Web lists-archives.com

Re: [PATCH 02/23] midx: add midx format details to pack-format.txt




Hi Derrick,
On Thu, Jun 7, 2018 at 7:03 AM Derrick Stolee <stolee@xxxxxxxxx> wrote:
>
> The multi-pack-index (MIDX) feature generalizes the existing pack-
> index (IDX) feature by indexing objects across multiple pack-files.
>
> Describe the basic file format, using a 12-byte header followed by
> a lookup table for a list of "chunks" which will be described later.
> The file ends with a footer containing a checksum using the hash
> algorithm.
>
> The header allows later versions to create breaking changes by
> advancing the version number. We can also change the hash algorithm
> using a different version value.
>
> We will add the individual chunk format information as we introduce
> the code that writes that information.
>
> Signed-off-by: Derrick Stolee <dstolee@xxxxxxxxxxxxx>
> ---
>  Documentation/technical/pack-format.txt | 49 +++++++++++++++++++++++++
>  1 file changed, 49 insertions(+)
>
> diff --git a/Documentation/technical/pack-format.txt b/Documentation/technical/pack-format.txt
> index 70a99fd142..17666b4bfc 100644
> --- a/Documentation/technical/pack-format.txt
> +++ b/Documentation/technical/pack-format.txt
> @@ -252,3 +252,52 @@ Pack file entry: <+
>      corresponding packfile.
>
>      20-byte SHA-1-checksum of all of the above.
> +
> +== midx-*.midx files have the following format:
> +
> +The meta-index files refer to multiple pack-files and loose objects.

So is it meta or multi?

> +In order to allow extensions that add extra data to the MIDX, we organize
> +the body into "chunks" and provide a lookup table at the beginning of the
> +body. The header includes certain length values, such as the number of packs,
> +the number of base MIDX files, hash lengths and types.
> +
> +All 4-byte numbers are in network order.
> +
> +HEADER:
> +
> +       4-byte signature:
> +           The signature is: {'M', 'I', 'D', 'X'}
> +
> +       1-byte version number:
> +           Git only writes or recognizes version 1
> +
> +       1-byte Object Id Version
> +           Git only writes or recognizes verion 1 (SHA-1)

s/verion/version/

> +       1-byte number (C) of "chunks"
> +
> +       1-byte number (I) of base multi-pack-index files:
> +           This value is currently always zero.

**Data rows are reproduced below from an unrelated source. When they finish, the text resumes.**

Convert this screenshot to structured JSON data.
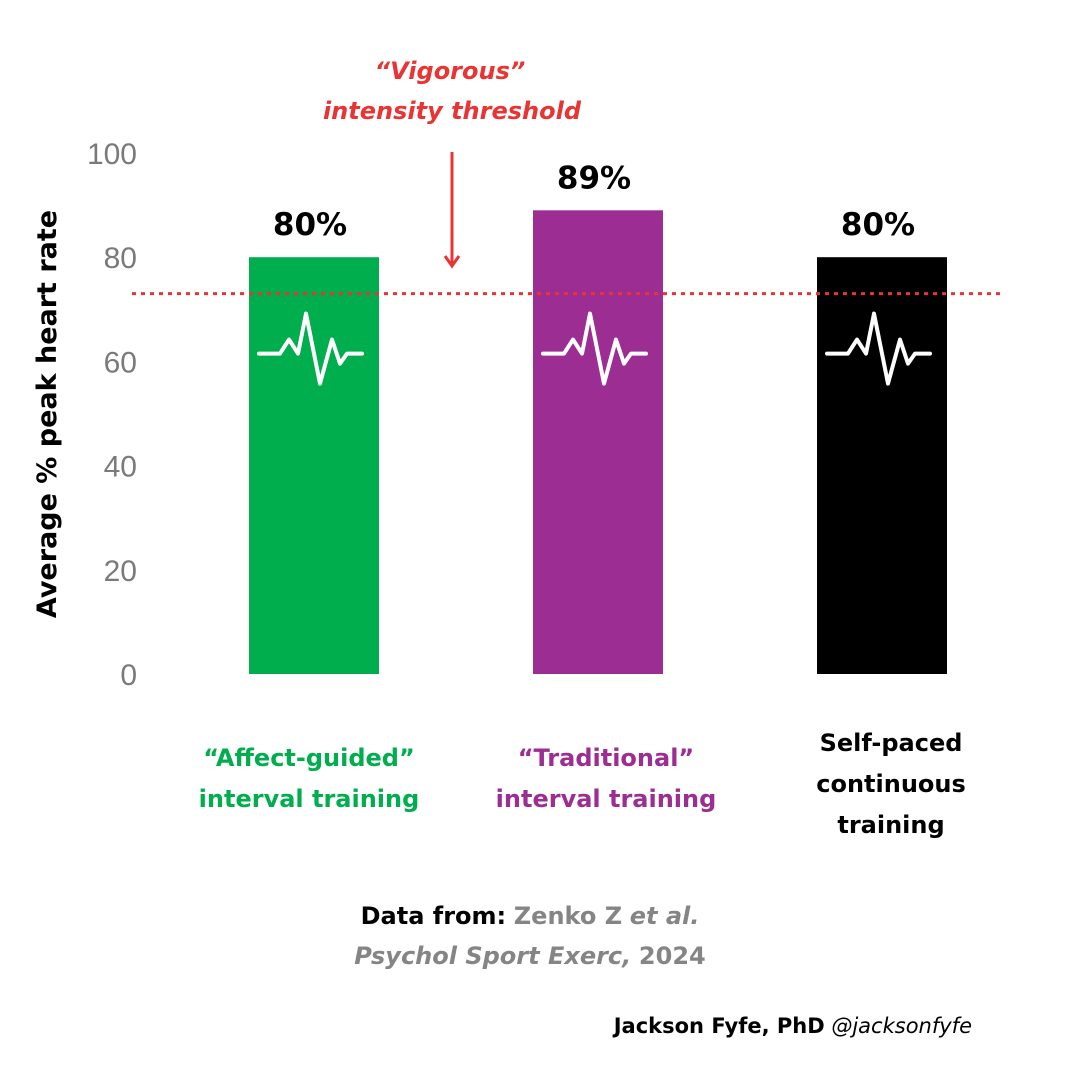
{
  "chart_data": {
    "type": "bar",
    "ylabel": "Average % peak heart rate",
    "ylim": [
      0,
      100
    ],
    "yticks": [
      0,
      20,
      40,
      60,
      80,
      100
    ],
    "categories": [
      {
        "line1": "“Affect-guided”",
        "line2": "interval training",
        "line3": ""
      },
      {
        "line1": "“Traditional”",
        "line2": "interval training",
        "line3": ""
      },
      {
        "line1": "Self-paced",
        "line2": "continuous",
        "line3": "training"
      }
    ],
    "values": [
      80,
      89,
      80
    ],
    "value_labels": [
      "80%",
      "89%",
      "80%"
    ],
    "colors": [
      "#00ae4d",
      "#9c2d93",
      "#000000"
    ],
    "threshold": {
      "value": 73,
      "line1": "“Vigorous”",
      "line2": "intensity threshold",
      "color": "#e93434"
    },
    "bar_icon": "heartbeat-pulse-icon"
  },
  "source": {
    "prefix": "Data from:",
    "author": "Zenko  Z",
    "etal": "et al.",
    "journal": "Psychol Sport Exerc,",
    "year": "2024"
  },
  "credit": {
    "name": "Jackson Fyfe, PhD",
    "handle": "@jacksonfyfe"
  }
}
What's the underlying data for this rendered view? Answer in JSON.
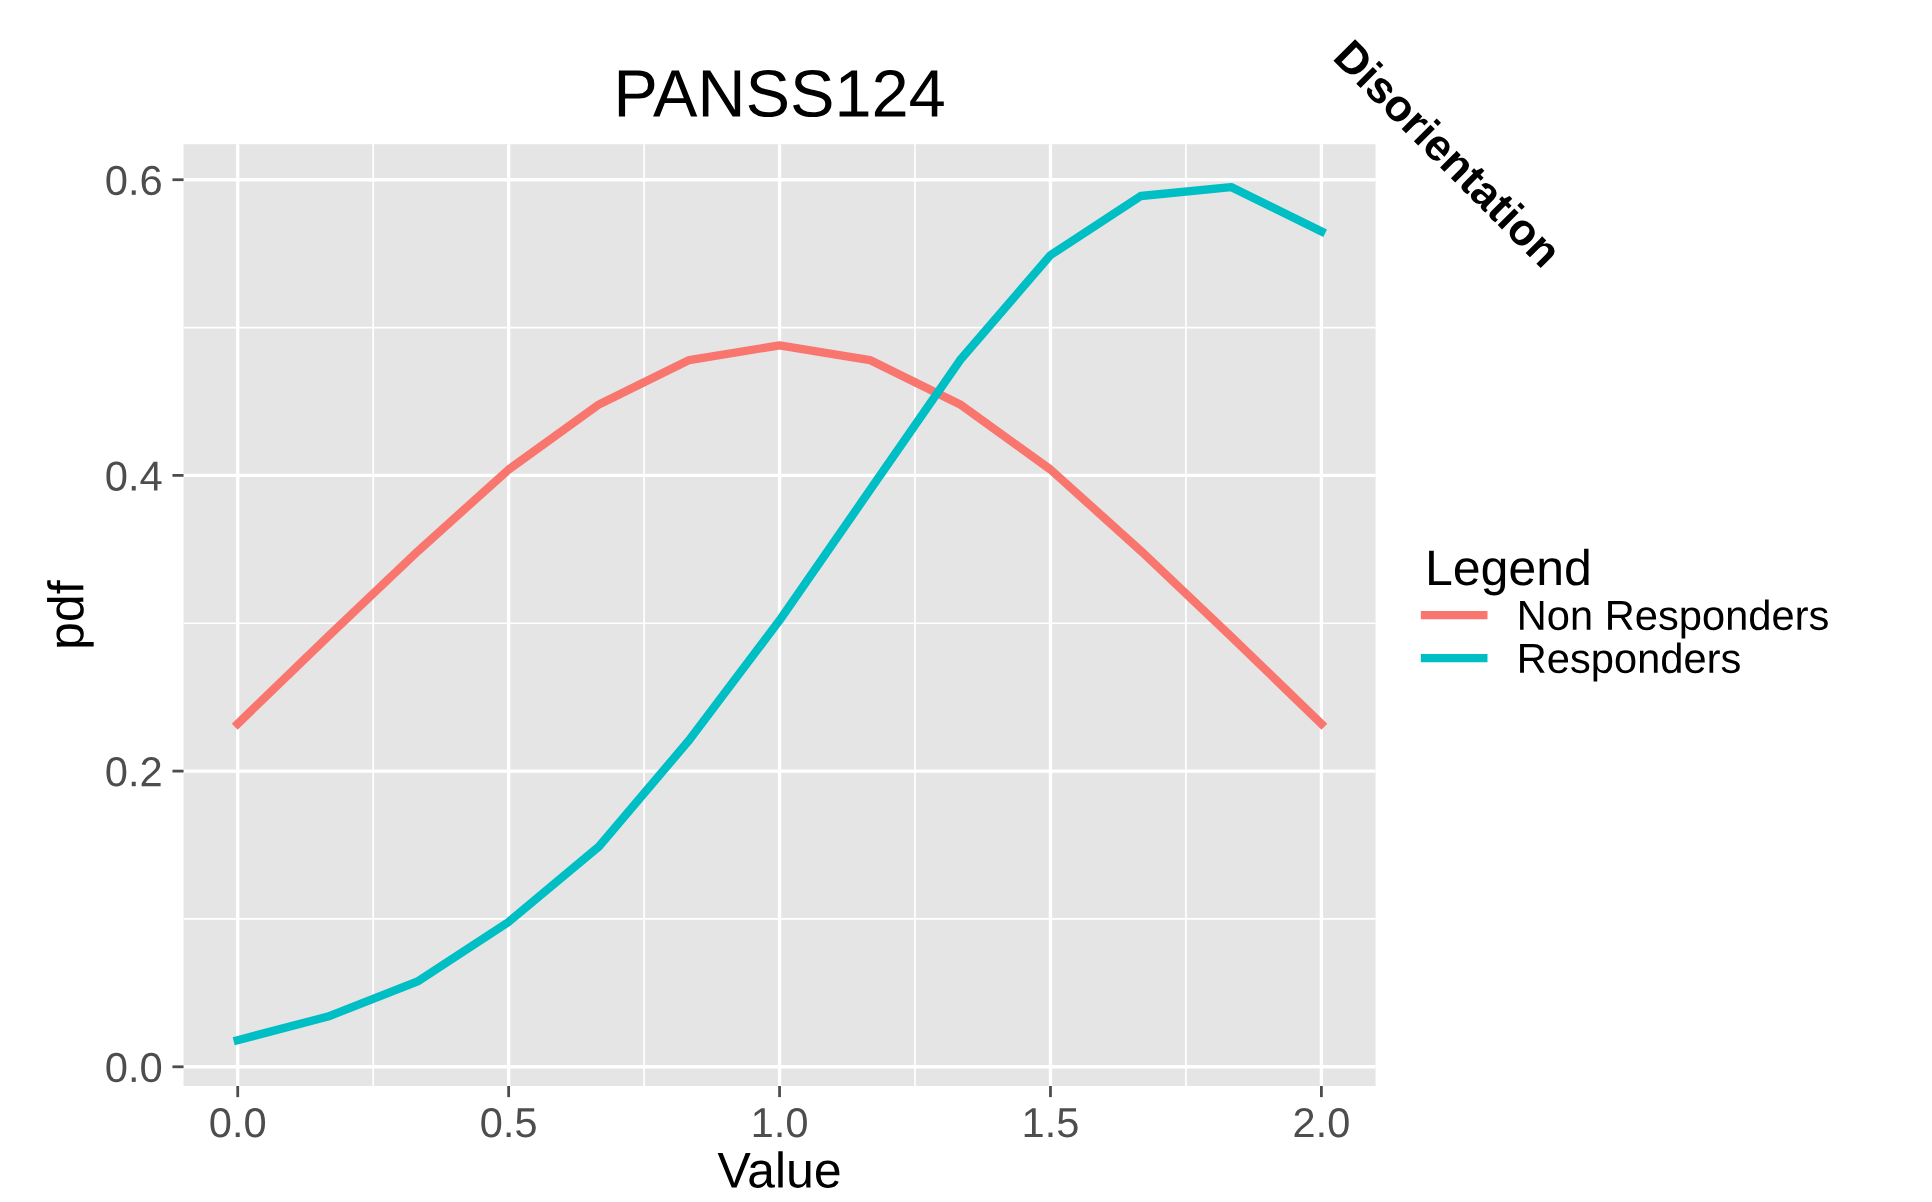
{
  "chart_data": {
    "type": "line",
    "title": "PANSS124",
    "xlabel": "Value",
    "ylabel": "pdf",
    "legend_title": "Legend",
    "annotations": [
      "Disorientation"
    ],
    "x": [
      0,
      0.1667,
      0.3333,
      0.5,
      0.6667,
      0.8333,
      1,
      1.1667,
      1.3333,
      1.5,
      1.6667,
      1.8333,
      2
    ],
    "series": [
      {
        "name": "Non Responders",
        "color": "#f8766d",
        "values": [
          0.232,
          0.291,
          0.349,
          0.404,
          0.448,
          0.478,
          0.488,
          0.478,
          0.448,
          0.404,
          0.349,
          0.291,
          0.232
        ]
      },
      {
        "name": "Responders",
        "color": "#00bfc4",
        "values": [
          0.018,
          0.034,
          0.058,
          0.098,
          0.149,
          0.221,
          0.302,
          0.39,
          0.478,
          0.549,
          0.589,
          0.595,
          0.565
        ]
      }
    ],
    "xlim": [
      -0.1,
      2.1
    ],
    "ylim": [
      -0.013,
      0.624
    ],
    "xticks": [
      {
        "value": 0,
        "label": "0.0"
      },
      0.5,
      {
        "value": 1,
        "label": "1.0"
      },
      1.5,
      {
        "value": 2,
        "label": "2.0"
      }
    ],
    "yticks": [
      {
        "value": 0,
        "label": "0.0"
      },
      0.2,
      0.4,
      0.6
    ],
    "grid": true,
    "legend": "right",
    "line_style": "solid",
    "marker": "none"
  }
}
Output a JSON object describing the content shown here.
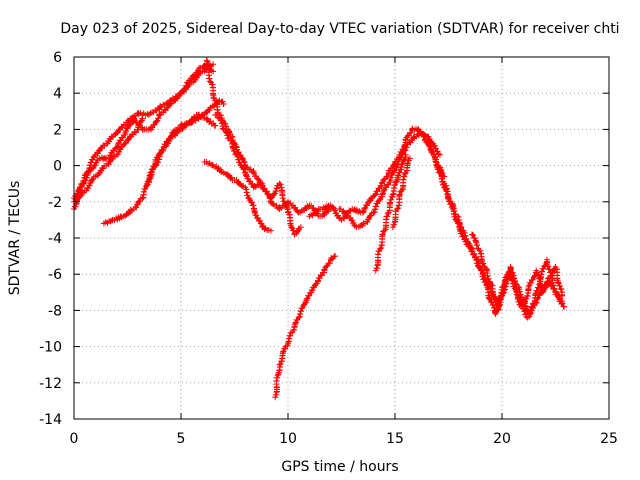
{
  "chart_data": {
    "type": "scatter",
    "title": "Day 023 of 2025, Sidereal Day-to-day VTEC variation (SDTVAR) for receiver chti",
    "xlabel": "GPS time / hours",
    "ylabel": "SDTVAR / TECUs",
    "xlim": [
      0,
      25
    ],
    "ylim": [
      -14,
      6
    ],
    "xticks": [
      0,
      5,
      10,
      15,
      20,
      25
    ],
    "yticks": [
      -14,
      -12,
      -10,
      -8,
      -6,
      -4,
      -2,
      0,
      2,
      4,
      6
    ],
    "grid": true,
    "marker": "+",
    "color": "#ff0000",
    "series": [
      {
        "name": "trace-1",
        "x": [
          0,
          0.3,
          0.6,
          1.0,
          1.5,
          2.0,
          2.5,
          3.0,
          3.5,
          4.0,
          4.5,
          5.0,
          5.3,
          5.6,
          5.9,
          6.2,
          6.5
        ],
        "y": [
          -2.4,
          -1.2,
          -0.4,
          0.6,
          1.2,
          1.8,
          2.4,
          2.9,
          2.8,
          3.2,
          3.6,
          4.0,
          4.6,
          5.0,
          5.4,
          5.6,
          5.2
        ]
      },
      {
        "name": "trace-2",
        "x": [
          0,
          0.4,
          0.8,
          1.2,
          1.6,
          2.0,
          2.4,
          2.8,
          3.2,
          3.6,
          4.0,
          4.5,
          5.0,
          5.5,
          6.0,
          6.5
        ],
        "y": [
          -1.8,
          -1.0,
          -0.2,
          0.4,
          0.4,
          1.0,
          1.8,
          2.6,
          2.0,
          2.0,
          2.8,
          3.4,
          4.0,
          4.6,
          5.2,
          5.6
        ]
      },
      {
        "name": "trace-3",
        "x": [
          0,
          0.5,
          1.0,
          1.5,
          2.0,
          2.5,
          3.0,
          3.2
        ],
        "y": [
          -2.0,
          -1.4,
          -0.6,
          0.0,
          0.6,
          1.4,
          2.0,
          2.6
        ]
      },
      {
        "name": "trace-4",
        "x": [
          1.4,
          1.8,
          2.3,
          2.8,
          3.2,
          3.5,
          3.8,
          4.2,
          4.6,
          5.0,
          5.5,
          6.0,
          6.4,
          6.8,
          7.0
        ],
        "y": [
          -3.2,
          -3.0,
          -2.8,
          -2.4,
          -1.8,
          -0.8,
          0.2,
          1.0,
          1.8,
          2.2,
          2.4,
          2.8,
          3.2,
          3.6,
          3.4
        ]
      },
      {
        "name": "trace-5",
        "x": [
          3.4,
          3.8,
          4.2,
          4.6,
          5.0,
          5.4,
          5.8,
          6.2,
          6.6
        ],
        "y": [
          -1.0,
          0.0,
          1.0,
          1.6,
          2.0,
          2.4,
          2.8,
          2.6,
          2.2
        ]
      },
      {
        "name": "trace-6",
        "x": [
          6.2,
          6.4,
          6.6,
          6.8,
          7.0,
          7.2,
          7.4,
          7.6,
          8.0,
          8.4,
          8.8,
          9.2,
          9.6,
          10.0,
          10.3,
          10.6
        ],
        "y": [
          5.8,
          4.6,
          3.6,
          2.8,
          2.4,
          2.0,
          1.6,
          1.0,
          0.0,
          -0.4,
          -1.2,
          -1.8,
          -1.0,
          -2.6,
          -3.8,
          -3.4
        ]
      },
      {
        "name": "trace-7",
        "x": [
          6.6,
          6.8,
          7.0,
          7.3,
          7.6,
          8.0,
          8.4,
          8.8,
          9.2,
          9.6,
          10.0,
          10.5,
          11.0,
          11.5,
          12.0
        ],
        "y": [
          2.8,
          2.6,
          2.0,
          1.4,
          0.6,
          -0.4,
          -1.2,
          -1.0,
          -2.0,
          -2.4,
          -2.0,
          -2.6,
          -2.2,
          -2.8,
          -2.4
        ]
      },
      {
        "name": "trace-8",
        "x": [
          6.1,
          6.5,
          7.0,
          7.5,
          8.0,
          8.4,
          8.8,
          9.2
        ],
        "y": [
          0.2,
          0.0,
          -0.4,
          -0.8,
          -1.2,
          -2.4,
          -3.4,
          -3.6
        ]
      },
      {
        "name": "trace-9",
        "x": [
          9.4,
          9.6,
          9.9,
          10.2,
          10.5,
          10.8,
          11.1,
          11.4,
          11.7,
          12.0,
          12.2
        ],
        "y": [
          -12.8,
          -11.0,
          -10.0,
          -9.2,
          -8.4,
          -7.6,
          -7.0,
          -6.4,
          -5.8,
          -5.2,
          -5.0
        ]
      },
      {
        "name": "trace-10",
        "x": [
          11.0,
          11.5,
          12.0,
          12.5,
          13.0,
          13.5,
          13.8,
          14.1,
          14.4,
          14.7,
          15.0,
          15.3,
          15.6,
          15.9,
          16.2,
          16.5,
          16.8,
          17.1
        ],
        "y": [
          -2.8,
          -2.4,
          -2.2,
          -3.0,
          -2.4,
          -2.6,
          -2.0,
          -1.6,
          -1.0,
          -0.4,
          0.2,
          0.6,
          1.2,
          1.6,
          1.8,
          1.6,
          1.2,
          0.6
        ]
      },
      {
        "name": "trace-11",
        "x": [
          12.4,
          12.8,
          13.2,
          13.6,
          14.0,
          14.4,
          14.8,
          15.2,
          15.5,
          15.8,
          16.1,
          16.4,
          16.7,
          17.0,
          17.3
        ],
        "y": [
          -2.4,
          -2.8,
          -3.4,
          -3.2,
          -2.6,
          -1.6,
          -0.8,
          0.4,
          1.4,
          2.0,
          2.0,
          1.4,
          0.8,
          0.0,
          -0.6
        ]
      },
      {
        "name": "trace-12",
        "x": [
          14.1,
          14.3,
          14.5,
          14.7,
          14.9,
          15.1,
          15.3,
          15.5
        ],
        "y": [
          -5.8,
          -4.6,
          -3.6,
          -2.6,
          -1.6,
          -0.8,
          -0.2,
          0.6
        ]
      },
      {
        "name": "trace-13",
        "x": [
          14.9,
          15.1,
          15.3,
          15.5,
          15.7
        ],
        "y": [
          -3.4,
          -2.4,
          -1.4,
          -0.4,
          0.4
        ]
      },
      {
        "name": "trace-14",
        "x": [
          16.5,
          16.8,
          17.1,
          17.4,
          17.7,
          18.0,
          18.3,
          18.6,
          18.9,
          19.2,
          19.5,
          19.8,
          20.1,
          20.4,
          20.7,
          21.0,
          21.3,
          21.6,
          21.9,
          22.2,
          22.5,
          22.8
        ],
        "y": [
          1.6,
          0.6,
          -0.4,
          -1.4,
          -2.4,
          -3.4,
          -4.2,
          -4.6,
          -5.4,
          -6.2,
          -7.0,
          -7.6,
          -6.6,
          -5.8,
          -6.6,
          -7.4,
          -8.2,
          -7.6,
          -6.8,
          -6.4,
          -7.0,
          -7.6
        ]
      },
      {
        "name": "trace-15",
        "x": [
          17.0,
          17.3,
          17.6,
          17.9,
          18.2,
          18.5,
          18.8,
          19.1,
          19.4,
          19.7,
          20.0,
          20.3,
          20.6,
          20.9,
          21.2,
          21.5,
          21.8,
          22.1,
          22.4,
          22.7,
          22.9
        ],
        "y": [
          0.0,
          -1.0,
          -2.0,
          -2.8,
          -3.6,
          -4.4,
          -5.2,
          -6.0,
          -7.2,
          -8.2,
          -7.2,
          -6.0,
          -6.8,
          -7.8,
          -8.4,
          -7.6,
          -6.2,
          -5.2,
          -6.6,
          -7.4,
          -7.8
        ]
      },
      {
        "name": "trace-16",
        "x": [
          18.6,
          18.9,
          19.2,
          19.5,
          19.8,
          20.1,
          20.4,
          20.7,
          21.0,
          21.3,
          21.6,
          21.9,
          22.2,
          22.5,
          22.8
        ],
        "y": [
          -3.8,
          -4.6,
          -5.6,
          -6.6,
          -8.0,
          -6.6,
          -5.6,
          -7.0,
          -7.8,
          -6.6,
          -5.8,
          -7.0,
          -6.2,
          -5.6,
          -7.2
        ]
      }
    ]
  }
}
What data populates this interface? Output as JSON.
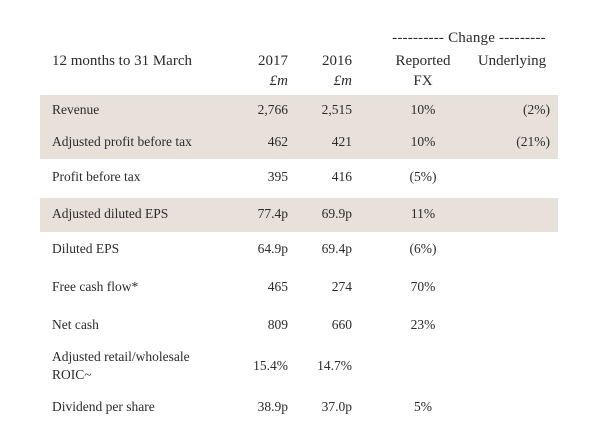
{
  "header": {
    "change": "---------- Change ---------",
    "period_label": "12 months to 31 March",
    "col_2017": "2017",
    "col_2016": "2016",
    "unit_2017": "£m",
    "unit_2016": "£m",
    "reported_line1": "Reported",
    "reported_line2": "FX",
    "underlying": "Underlying"
  },
  "rows": [
    {
      "label": "Revenue",
      "label2": "",
      "v2017": "2,766",
      "v2016": "2,515",
      "reported": "10%",
      "underlying": "(2%)"
    },
    {
      "label": "Adjusted profit before tax",
      "label2": "",
      "v2017": "462",
      "v2016": "421",
      "reported": "10%",
      "underlying": "(21%)"
    },
    {
      "label": "Profit before tax",
      "label2": "",
      "v2017": "395",
      "v2016": "416",
      "reported": "(5%)",
      "underlying": ""
    },
    {
      "label": "Adjusted diluted EPS",
      "label2": "",
      "v2017": "77.4p",
      "v2016": "69.9p",
      "reported": "11%",
      "underlying": ""
    },
    {
      "label": "Diluted EPS",
      "label2": "",
      "v2017": "64.9p",
      "v2016": "69.4p",
      "reported": "(6%)",
      "underlying": ""
    },
    {
      "label": "Free cash flow*",
      "label2": "",
      "v2017": "465",
      "v2016": "274",
      "reported": "70%",
      "underlying": ""
    },
    {
      "label": "Net cash",
      "label2": "",
      "v2017": "809",
      "v2016": "660",
      "reported": "23%",
      "underlying": ""
    },
    {
      "label": "Adjusted retail/wholesale",
      "label2": "ROIC~",
      "v2017": "15.4%",
      "v2016": "14.7%",
      "reported": "",
      "underlying": ""
    },
    {
      "label": "Dividend per share",
      "label2": "",
      "v2017": "38.9p",
      "v2016": "37.0p",
      "reported": "5%",
      "underlying": ""
    }
  ]
}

Oh? Are meta-index and multi-index files different things?

> +       4-byte number (P) of pack files
> +
> +CHUNK LOOKUP:
> +
> +       (C + 1) * 12 bytes providing the chunk offsets:
> +           First 4 bytes describe chunk id. Value 0 is a terminating label.
> +           Other 8 bytes provide offset in current file for chunk to start.
> +           (Chunks are provided in file-order, so you can infer the length
> +           using the next chunk position if necessary.)

It is so nice to have the header also have 12 bytes, so it fits right into the
lookup table. So an alternative point of view:

  If a chunk needs to store more than 8 bytes, we'll have an offset after
  the first 4 bytes that describe the chunk, otherwise you can store the 8 bytes
  of information directly after the 4 bytes.
   "MIDX" is a special chunk and must come first (does it?) and only once
  as it contains the version number.

> +       The remaining data in the body is described one chunk at a time, and
> +       these chunks may be given in any order. Chunks are required unless
> +       otherwise specified.
> +
> +CHUNK DATA:
> +
> +       (This section intentionally left incomplete.)
> +
> +TRAILER:
> +
> +       H-byte HASH-checksum of all of the above.

This means we have to rehash the whole file for updating its contents.
okay.